“I’d rather regret the things I’ve done than regret the things I haven’t done.”
It’s probably not too much of a stretch to say that most people have seen at least one episode of the tv classic I Love Lucy. If you’re like me, you’ve seen every one, some to the point where you can actually recite the dialogue right along with the characters (Vitameatavegamin, anyone?) and picture Lucy in her signature outfits, complete with pearls. I even did a final paper on the show for my Cultural Identity honors course in college, and I can honestly say it was one of my favorite things to work on for any of my classes. Getting to explore this cultural phenomenon of a show, to delve into the ideals it perpetuates and the idealism it projects, was beyond interesting and captivating for me. It’s a part of Americana – that American Dream that so many speak and write about, the idea of dreaming big and working hard to make those dreams come true. Family, friendship, love, careers, hope, goals, diligence, determination: I Love Lucy had it all, right along with a perfect sense of comedy that makes it just as enjoyable to watch today as it was fifty years ago. It symbolizes joy. How can we not love that?
Lucille Ball has been, I’m sure, an inspiration to so many. After all, how can her story of triumphs and successes not motivate us all to get out there and make our goals into our realities? In ways, Lucille is every bit as much the personification of the American Dream as the character she brought into millions upon millions of people’s lives. I’ve been a fan of hers for more years than I can remember – and I have the books, DVDs, and even the I Love Lucy trivia game to prove it – but I didn’t come across this quote of hers until yesterday. It’s one that immediately resonated with me, and I knew I just had to use it for a blog entry. Lucille had dreams. She had big dreams. But she didn’t stop there. She took a chance, she put her heart on the line, and she set about making those dreams come true.
Would it have been easier not to? Absolutely.

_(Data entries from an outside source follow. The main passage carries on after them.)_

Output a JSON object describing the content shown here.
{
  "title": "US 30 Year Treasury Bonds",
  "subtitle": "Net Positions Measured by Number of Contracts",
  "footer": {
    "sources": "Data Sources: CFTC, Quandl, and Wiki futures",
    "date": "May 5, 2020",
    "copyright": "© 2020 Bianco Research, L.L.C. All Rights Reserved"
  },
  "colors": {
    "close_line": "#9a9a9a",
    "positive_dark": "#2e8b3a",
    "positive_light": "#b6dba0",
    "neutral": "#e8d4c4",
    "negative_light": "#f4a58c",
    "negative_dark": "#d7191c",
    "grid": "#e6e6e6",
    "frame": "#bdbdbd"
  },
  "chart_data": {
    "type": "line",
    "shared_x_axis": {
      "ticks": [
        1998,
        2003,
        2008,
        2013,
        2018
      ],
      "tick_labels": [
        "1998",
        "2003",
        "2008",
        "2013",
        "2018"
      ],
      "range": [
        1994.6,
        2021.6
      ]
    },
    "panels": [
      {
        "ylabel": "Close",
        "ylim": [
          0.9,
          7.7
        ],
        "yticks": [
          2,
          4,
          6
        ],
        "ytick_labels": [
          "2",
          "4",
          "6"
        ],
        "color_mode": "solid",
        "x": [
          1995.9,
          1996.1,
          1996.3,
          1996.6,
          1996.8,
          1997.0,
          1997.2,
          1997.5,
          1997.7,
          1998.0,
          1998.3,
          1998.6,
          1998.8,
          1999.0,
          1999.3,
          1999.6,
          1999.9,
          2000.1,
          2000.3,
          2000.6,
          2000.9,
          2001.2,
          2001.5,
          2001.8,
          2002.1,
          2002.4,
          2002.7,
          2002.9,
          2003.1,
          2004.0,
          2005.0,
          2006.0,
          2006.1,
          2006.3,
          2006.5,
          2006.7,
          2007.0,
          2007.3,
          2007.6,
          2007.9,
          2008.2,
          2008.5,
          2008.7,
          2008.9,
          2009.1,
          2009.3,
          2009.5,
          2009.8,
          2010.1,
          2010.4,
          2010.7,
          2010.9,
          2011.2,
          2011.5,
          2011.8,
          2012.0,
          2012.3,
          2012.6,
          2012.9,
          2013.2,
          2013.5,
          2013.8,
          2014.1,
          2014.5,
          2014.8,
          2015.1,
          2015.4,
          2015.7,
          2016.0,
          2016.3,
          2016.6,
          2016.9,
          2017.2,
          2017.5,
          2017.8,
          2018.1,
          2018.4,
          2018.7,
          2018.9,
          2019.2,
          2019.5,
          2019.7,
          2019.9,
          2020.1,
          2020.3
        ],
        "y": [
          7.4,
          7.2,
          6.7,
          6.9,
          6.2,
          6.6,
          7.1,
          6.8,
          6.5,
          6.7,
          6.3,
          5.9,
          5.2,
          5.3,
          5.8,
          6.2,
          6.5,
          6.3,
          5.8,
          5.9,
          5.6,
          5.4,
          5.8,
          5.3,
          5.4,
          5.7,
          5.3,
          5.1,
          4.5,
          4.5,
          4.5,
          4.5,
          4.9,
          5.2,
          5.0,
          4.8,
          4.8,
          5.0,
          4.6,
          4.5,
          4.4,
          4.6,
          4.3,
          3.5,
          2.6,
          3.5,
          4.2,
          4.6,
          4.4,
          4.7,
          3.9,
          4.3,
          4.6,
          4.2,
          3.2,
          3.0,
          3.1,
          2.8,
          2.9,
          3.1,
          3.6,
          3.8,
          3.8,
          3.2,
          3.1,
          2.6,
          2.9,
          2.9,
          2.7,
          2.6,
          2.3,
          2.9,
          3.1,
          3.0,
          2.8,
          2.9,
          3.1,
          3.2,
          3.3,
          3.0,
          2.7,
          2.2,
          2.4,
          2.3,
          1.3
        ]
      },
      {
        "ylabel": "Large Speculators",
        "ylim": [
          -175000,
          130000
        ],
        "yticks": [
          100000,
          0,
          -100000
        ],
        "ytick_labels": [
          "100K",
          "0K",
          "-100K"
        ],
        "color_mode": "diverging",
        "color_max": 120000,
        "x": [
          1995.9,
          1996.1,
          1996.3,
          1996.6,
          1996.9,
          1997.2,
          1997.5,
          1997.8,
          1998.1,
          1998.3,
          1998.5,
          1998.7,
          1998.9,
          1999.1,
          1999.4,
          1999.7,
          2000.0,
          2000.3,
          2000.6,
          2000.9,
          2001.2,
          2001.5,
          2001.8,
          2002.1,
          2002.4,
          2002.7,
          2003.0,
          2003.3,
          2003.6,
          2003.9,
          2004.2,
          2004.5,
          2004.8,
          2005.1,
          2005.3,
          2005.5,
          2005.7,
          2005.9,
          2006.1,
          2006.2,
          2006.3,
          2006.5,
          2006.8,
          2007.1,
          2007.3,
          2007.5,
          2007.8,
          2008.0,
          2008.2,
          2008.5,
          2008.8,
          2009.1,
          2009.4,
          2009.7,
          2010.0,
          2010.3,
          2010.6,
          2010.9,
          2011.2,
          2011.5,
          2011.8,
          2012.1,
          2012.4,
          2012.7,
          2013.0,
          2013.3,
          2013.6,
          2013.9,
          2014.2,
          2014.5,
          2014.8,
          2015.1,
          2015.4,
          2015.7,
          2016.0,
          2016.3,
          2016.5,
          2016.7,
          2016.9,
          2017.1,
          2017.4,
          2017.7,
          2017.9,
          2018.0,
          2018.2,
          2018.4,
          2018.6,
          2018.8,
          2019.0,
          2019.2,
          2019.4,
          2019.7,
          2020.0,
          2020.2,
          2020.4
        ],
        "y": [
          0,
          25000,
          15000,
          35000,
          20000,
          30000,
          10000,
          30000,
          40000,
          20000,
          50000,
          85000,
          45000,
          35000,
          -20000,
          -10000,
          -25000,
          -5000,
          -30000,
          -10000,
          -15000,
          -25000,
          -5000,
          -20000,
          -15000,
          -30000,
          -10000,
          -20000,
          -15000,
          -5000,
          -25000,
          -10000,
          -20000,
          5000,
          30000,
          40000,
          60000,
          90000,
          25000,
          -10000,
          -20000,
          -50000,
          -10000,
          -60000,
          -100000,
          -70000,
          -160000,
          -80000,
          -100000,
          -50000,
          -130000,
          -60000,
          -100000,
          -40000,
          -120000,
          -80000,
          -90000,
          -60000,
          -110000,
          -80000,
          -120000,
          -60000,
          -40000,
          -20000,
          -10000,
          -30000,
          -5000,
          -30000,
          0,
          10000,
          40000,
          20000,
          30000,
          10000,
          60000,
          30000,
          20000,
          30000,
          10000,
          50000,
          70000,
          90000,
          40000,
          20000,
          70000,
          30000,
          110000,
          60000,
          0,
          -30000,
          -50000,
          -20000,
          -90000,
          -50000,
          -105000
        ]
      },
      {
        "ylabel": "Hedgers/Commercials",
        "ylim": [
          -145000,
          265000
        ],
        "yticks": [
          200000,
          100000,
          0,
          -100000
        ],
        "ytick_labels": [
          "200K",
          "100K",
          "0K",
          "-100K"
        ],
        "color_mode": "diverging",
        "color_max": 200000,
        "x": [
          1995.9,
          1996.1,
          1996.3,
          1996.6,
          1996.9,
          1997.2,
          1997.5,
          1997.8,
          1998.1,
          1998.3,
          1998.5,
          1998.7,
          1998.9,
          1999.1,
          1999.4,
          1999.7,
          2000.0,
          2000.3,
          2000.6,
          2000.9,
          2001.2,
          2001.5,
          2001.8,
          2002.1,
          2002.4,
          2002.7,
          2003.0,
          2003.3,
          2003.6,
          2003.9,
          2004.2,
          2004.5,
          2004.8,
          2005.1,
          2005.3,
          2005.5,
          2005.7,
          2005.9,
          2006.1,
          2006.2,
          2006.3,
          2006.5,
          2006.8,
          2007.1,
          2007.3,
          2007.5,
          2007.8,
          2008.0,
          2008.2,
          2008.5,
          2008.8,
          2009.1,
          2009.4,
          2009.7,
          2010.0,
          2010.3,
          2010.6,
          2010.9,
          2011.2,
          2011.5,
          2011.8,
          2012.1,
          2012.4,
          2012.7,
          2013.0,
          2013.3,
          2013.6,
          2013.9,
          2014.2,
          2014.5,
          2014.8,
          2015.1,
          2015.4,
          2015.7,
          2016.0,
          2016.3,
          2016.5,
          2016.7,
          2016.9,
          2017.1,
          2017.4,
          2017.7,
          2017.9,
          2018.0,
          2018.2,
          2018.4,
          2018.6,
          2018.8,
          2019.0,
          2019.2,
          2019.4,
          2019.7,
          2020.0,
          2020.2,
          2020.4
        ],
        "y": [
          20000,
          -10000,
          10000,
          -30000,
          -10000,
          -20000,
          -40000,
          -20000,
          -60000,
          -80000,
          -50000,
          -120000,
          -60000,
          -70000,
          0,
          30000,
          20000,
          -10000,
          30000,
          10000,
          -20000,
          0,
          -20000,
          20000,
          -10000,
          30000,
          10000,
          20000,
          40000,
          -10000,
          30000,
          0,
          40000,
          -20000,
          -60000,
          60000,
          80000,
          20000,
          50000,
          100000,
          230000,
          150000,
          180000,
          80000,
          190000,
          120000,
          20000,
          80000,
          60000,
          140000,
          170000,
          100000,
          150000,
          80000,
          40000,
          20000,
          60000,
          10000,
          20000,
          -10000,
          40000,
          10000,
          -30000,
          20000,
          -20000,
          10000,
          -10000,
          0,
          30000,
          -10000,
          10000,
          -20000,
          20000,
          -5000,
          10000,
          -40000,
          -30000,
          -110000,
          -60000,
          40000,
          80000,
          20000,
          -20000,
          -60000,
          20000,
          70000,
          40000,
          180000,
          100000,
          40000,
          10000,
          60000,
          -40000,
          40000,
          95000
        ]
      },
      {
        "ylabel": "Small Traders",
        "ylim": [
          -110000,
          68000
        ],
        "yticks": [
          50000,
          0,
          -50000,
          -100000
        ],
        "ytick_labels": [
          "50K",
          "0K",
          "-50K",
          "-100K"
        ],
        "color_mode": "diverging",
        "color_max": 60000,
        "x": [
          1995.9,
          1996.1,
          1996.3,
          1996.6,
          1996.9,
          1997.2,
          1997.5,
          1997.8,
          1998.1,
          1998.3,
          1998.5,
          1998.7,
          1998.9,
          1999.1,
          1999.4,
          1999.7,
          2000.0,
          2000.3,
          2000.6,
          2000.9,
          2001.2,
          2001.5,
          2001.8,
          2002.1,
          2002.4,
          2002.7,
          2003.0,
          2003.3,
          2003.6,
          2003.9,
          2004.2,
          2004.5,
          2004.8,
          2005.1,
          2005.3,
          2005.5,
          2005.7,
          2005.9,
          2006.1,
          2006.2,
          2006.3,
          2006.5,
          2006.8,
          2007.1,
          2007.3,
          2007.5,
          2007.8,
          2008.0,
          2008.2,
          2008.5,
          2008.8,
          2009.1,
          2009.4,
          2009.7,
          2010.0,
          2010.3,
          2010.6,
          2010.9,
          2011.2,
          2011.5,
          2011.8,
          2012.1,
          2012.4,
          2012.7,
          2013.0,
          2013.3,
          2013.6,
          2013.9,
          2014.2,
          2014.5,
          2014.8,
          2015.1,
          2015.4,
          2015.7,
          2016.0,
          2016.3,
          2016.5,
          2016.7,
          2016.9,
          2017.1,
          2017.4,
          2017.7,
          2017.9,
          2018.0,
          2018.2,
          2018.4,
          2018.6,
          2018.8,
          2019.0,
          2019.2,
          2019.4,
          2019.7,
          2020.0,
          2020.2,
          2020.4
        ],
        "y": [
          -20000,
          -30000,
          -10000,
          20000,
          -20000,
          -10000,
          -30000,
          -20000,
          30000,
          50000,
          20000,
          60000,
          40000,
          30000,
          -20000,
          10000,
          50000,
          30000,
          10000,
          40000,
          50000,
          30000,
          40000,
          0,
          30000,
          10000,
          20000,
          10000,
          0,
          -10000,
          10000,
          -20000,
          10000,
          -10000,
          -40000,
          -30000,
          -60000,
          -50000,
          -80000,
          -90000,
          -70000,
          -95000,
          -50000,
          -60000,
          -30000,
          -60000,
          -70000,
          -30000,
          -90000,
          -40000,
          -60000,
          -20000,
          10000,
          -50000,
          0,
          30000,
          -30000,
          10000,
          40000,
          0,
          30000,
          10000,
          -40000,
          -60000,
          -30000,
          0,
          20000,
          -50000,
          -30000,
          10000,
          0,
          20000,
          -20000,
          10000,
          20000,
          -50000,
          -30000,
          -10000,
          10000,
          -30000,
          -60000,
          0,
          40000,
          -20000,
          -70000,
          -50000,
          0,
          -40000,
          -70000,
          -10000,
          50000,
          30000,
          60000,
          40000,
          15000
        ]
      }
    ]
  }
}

I’d imagine there are few tougher towns to crack than Hollywood. But would she have regretted not trying? Of course I can’t speak for her, but the above quote tells me that she would. And you know what? She’s right. She’s so right. Sure, it’s easier to not take that first step down what may be a long road to reaching for the stars and accomplishing your goals. It’s easier to go along with what is instead of pushing forward and striving for what could be. That’s something Emily, my main character, knows about all too well. The safe route has been her route for so long that she can’t remember a time when it wasn’t. But when she takes the road less traveled, she realizes there’s a whole other side to life that she had been missing out on. And really, don’t we all owe it to ourselves to do the same thing?
Yes, that leap of faith can be hard to take. The uncertainty can be intimidating. But what this journey toward publication continues to teach me every day is that it’s all worth it. No matter what the outcome, I’ve learned things about myself as a writer and a person that I otherwise may not have. I am wholly, completely, entirely certain that had I not pursued this, I always would have regretted it. I’d always have wondered “what if?” and that’s something I don’t want to do, not with a passion that’s grabbed a hold of me as tightly as this one has. I’d rather regret going after this whole-heartedly than not going after it at all.
Except, honestly? I could never regret it. I don’t know where this road will lead, but what I do know is that it’s already been the ride of a lifetime. I wouldn’t trade that for anything. So, no matter what, no regrets … just a lot of hope, faith, hard work, and big dreams. Because with all of those and the support of people as special to me as Ricky, Ethel, and Fred were to Lucy, how can I go wrong?
Do you believe in Lucille’s philosophy? Have you ever done or not done something you regret? And as a sidenote – what’s your favorite I Love Lucy episode? Mine will always be the one where they’re on the road to California and get tricked into spending the night at a small motel by the train tracks. That image of Lucy clinging to Ricky as their bed jumps across the room gets to me EVERY. SINGLE. TIME. Seriously, talk about laughing out loud! That’s what Lucy – and Lucille – did for us, though, and I know that I, for one, will always be grateful she decided to push ahead with no regrets. I’m quickly finding out that it’s the best way to live.